Il est élu à l’Académie en 1978, au fauteuil n°29, en remplacement de l’abbé Bozouls. Il est reçu en 1979 par son parrain M. Alain Godeau, directeur honoraire à la banque Courtois, sous le triple signe de la spiritualité, de la rigueur et de la rectitude.
Il nous présentera plusieurs conférences, en 1995 sur le théologien Jean Hus, l’autre en 2006 sur la vie tumultueuse de Dominique Ruzzola, moine de l’ordre des Carmes Déchaux, qui fut mandaté par le Pape pour assister à un certain nombre de conflits, en particulier à Prague et à Montauban. Très impliqué dans le fonctionnement de l’Académie, M. Roqueplo en fut le trésorier pendant dix ans, entre 1995 et 2005.
« Je ne le connaissais pas, conclut Daniel Lérisson, ce fut une belle découverte, un homme d’entreprise aux hautes valeurs morales »
Après quoi, notre nouveau confrère présente sa conférence qu’il a intitulée :
« La dématérialisation du dictionnaire, du papier à la base de données »
Son point de départ est le Dictionnaire Universel de Commerce en 5 volumes, édition de 1759.

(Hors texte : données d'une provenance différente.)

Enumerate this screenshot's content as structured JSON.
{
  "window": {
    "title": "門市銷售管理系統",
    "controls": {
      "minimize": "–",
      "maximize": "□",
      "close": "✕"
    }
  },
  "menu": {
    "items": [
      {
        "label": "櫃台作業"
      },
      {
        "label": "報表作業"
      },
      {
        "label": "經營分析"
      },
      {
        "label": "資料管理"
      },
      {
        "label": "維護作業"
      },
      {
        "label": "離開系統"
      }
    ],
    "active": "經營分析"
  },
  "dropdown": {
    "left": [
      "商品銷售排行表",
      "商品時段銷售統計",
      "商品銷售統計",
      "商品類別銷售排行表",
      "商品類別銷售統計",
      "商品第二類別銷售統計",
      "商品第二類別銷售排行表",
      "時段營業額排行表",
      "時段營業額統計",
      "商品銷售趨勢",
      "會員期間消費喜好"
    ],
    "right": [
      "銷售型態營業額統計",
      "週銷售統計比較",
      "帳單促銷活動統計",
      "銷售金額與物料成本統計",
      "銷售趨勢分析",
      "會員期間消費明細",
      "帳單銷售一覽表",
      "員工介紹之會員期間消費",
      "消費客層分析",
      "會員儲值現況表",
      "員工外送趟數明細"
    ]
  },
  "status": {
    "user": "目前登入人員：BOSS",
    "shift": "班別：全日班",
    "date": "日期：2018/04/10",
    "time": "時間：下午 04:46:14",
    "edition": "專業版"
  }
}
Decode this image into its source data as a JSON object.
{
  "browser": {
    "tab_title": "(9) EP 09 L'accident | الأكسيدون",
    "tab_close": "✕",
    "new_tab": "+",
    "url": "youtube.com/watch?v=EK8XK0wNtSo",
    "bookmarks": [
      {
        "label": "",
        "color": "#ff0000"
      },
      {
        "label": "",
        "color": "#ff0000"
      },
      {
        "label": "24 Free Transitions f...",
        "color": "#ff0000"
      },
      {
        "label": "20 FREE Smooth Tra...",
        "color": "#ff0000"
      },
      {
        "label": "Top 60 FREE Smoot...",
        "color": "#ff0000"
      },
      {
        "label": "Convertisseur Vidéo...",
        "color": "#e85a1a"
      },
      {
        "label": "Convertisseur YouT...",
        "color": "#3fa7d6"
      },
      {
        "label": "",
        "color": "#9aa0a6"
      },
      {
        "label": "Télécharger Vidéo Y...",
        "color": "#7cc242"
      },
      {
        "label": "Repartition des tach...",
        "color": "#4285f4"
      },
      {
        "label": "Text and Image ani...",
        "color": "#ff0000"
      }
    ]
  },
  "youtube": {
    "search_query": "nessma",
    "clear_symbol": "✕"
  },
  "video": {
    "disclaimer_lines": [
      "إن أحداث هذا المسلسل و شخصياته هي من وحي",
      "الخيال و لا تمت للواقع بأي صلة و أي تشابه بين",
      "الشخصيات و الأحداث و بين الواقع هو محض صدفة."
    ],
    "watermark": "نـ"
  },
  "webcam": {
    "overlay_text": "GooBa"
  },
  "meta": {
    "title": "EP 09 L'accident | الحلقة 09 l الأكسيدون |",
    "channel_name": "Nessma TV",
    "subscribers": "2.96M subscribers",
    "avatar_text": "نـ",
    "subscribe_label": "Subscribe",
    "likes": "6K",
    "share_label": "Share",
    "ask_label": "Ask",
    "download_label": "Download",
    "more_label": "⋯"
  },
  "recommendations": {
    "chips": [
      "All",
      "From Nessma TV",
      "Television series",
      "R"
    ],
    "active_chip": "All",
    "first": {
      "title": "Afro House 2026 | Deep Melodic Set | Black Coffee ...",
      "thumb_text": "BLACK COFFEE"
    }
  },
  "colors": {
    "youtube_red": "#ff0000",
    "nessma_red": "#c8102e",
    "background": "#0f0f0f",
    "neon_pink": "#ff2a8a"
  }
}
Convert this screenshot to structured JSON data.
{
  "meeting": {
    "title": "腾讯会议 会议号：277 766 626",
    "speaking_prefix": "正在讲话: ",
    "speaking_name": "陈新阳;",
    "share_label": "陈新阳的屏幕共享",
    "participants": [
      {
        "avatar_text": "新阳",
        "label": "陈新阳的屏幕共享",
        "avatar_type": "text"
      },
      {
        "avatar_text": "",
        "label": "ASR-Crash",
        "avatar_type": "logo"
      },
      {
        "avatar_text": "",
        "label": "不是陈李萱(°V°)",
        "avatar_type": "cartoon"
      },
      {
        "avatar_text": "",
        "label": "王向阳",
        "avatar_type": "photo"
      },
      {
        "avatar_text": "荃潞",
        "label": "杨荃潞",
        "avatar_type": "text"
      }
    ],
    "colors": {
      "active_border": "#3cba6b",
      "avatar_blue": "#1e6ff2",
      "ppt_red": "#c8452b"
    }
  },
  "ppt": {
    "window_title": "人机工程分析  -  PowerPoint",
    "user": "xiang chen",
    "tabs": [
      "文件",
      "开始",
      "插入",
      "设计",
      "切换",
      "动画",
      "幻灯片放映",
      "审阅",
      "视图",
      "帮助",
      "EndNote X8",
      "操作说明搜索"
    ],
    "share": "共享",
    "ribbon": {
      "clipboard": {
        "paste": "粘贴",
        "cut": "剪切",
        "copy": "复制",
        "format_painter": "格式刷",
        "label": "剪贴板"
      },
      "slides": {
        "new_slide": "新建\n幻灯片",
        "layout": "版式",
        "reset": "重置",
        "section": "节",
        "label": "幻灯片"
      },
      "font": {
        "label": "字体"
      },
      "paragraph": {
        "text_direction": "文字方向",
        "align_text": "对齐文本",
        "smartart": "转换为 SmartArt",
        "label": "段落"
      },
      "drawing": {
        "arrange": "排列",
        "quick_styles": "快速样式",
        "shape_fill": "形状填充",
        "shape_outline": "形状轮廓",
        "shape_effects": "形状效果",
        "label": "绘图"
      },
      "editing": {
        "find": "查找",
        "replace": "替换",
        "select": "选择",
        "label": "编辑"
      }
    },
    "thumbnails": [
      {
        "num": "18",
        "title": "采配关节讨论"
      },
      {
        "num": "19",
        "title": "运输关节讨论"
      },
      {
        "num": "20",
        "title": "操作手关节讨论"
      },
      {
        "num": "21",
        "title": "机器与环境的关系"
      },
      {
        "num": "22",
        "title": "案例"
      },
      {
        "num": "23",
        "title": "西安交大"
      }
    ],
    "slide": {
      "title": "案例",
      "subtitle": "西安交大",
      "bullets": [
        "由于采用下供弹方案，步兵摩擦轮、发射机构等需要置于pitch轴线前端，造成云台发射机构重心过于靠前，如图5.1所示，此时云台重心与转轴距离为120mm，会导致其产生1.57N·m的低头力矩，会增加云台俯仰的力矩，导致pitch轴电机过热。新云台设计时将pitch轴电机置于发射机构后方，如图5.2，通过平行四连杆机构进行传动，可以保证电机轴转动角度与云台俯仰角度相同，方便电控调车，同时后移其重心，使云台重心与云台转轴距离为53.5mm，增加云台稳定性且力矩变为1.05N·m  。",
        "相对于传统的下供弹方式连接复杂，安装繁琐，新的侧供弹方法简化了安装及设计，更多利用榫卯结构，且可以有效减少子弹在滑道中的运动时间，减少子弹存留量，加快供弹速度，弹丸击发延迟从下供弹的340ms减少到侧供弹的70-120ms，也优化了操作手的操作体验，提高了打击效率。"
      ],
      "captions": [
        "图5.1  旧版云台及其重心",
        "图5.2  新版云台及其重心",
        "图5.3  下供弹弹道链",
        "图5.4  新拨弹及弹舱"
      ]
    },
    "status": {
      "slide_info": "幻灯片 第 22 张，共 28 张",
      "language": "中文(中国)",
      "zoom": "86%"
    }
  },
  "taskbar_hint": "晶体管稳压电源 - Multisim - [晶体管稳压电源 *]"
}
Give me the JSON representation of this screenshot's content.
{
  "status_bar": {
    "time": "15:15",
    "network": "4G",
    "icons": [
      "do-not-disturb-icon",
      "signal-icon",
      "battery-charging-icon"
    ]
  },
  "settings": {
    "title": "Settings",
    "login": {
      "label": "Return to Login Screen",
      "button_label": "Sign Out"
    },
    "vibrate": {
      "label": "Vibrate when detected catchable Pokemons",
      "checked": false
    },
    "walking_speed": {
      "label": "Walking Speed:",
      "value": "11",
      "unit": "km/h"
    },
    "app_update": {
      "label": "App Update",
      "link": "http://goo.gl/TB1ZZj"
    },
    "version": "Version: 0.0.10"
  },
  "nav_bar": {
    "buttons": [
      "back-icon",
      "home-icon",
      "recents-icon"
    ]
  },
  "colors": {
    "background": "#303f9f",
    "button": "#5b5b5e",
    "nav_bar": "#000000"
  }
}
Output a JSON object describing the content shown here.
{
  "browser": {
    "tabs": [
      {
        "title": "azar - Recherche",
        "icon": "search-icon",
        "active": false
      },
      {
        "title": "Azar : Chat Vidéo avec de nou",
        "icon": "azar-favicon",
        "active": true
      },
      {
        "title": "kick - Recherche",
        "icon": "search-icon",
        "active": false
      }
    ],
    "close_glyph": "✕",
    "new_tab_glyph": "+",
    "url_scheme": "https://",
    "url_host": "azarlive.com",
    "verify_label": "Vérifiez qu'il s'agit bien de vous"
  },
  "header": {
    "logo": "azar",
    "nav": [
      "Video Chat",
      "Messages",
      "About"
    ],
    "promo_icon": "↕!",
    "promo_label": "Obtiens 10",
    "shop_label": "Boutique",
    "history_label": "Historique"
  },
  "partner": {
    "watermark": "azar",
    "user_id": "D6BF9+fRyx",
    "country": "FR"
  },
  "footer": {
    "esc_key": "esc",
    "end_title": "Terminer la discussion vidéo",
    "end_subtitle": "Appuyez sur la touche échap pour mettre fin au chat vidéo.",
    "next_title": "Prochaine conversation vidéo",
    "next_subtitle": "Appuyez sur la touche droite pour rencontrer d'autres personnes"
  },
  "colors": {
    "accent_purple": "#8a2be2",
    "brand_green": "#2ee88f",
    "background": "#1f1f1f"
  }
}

Le dictionnaire, dit-il, n’est que l’expression, à un moment précis, de la conjugaison de l’état d’une technologie et d’un niveau de connaissances, l’un et l’autre étant évolutifs.
Il annonce qu’il traitera successivement de l’histoire de ce Dictionnaire puis des domaines impactés par les effets du progrès (technique d’impression, connaissances, finances) avant d’exprimer un certain nombre de remerciements à ceux qui ont permis la restauration de ces cinq volumes.
La création de ce Dictionnaire résulte de celle de l’inspection générale des douanes, par Louvois, soucieux de doter d’outils sa politique manufacturière. Jacques Savary des Brulons, né en 1657, fut nommé en 1686 à ce titre d’inspecteur général des douanes. Il produisit un ensemble de fiches techniques constituant un thésaurus qu’il appela son « manuel mercatique ». « Un vrai travail de titan, réalisé à la plume ». A partir de ce document germe progressivement l’idée d’un dictionnaire de commerce, dont le monde des affaires a besoin.
Ce travail sera à la charge d’un trio composé de Jacques Savary, de son frère Philémon et de l’éditeur Jacques Estienne qui rassemblent les contributions des inspecteurs des manufactures et des ancêtres des actuelles chambres de commerce.
La sortie de ce Dictionnaire Universel de Commerce, annoncée pour 1714, n’intervient qu’en 1723, chez Jacques Estienne, éditeur. Entre temps, Jacques Savary est mort en 1717. Le succès de cet ouvrage suscita une version pirate, laquelle conduisit à de nouvelles éditions du vrai dictionnaire en 1741 et 1750, puis à celle de 1759-65 en cinq volumes, qui est présentée en conférence. Le succès durable de cet outil efficace et opérationnel n’empêche pas de réfléchir à un renouvellement de l’approche suivie, d’autant que l’Encyclopédie arrive.
On glissera donc d’une définition des termes du négoce à celle d’une science économique naissante.
La recherche de gains de productivité dans l’édition a naturellement un impact sur les métiers environnants, et renouvelle le contenu de ces métiers. C’est ainsi qu’on est passé du copiste au correcteur : « terminés les doreurs, relieurs, papetiers colleurs de feuilles. Vive les chefs de projets web- mobile, les ingénieurs cloud computing… ». Quand on fait la liste des métiers qui ont permis la réalisation du Dictionnaire de Commerce, on constate qu’il n’en reste plus beaucoup !
L’appel à des contributions extérieures pour un Dictionnaire ou une Encyclopédie renforce l’anonymat des contributeurs et la personnalisation de l’œuvre autour de l’inspirateur, en dernière analyse le libraire éditeur.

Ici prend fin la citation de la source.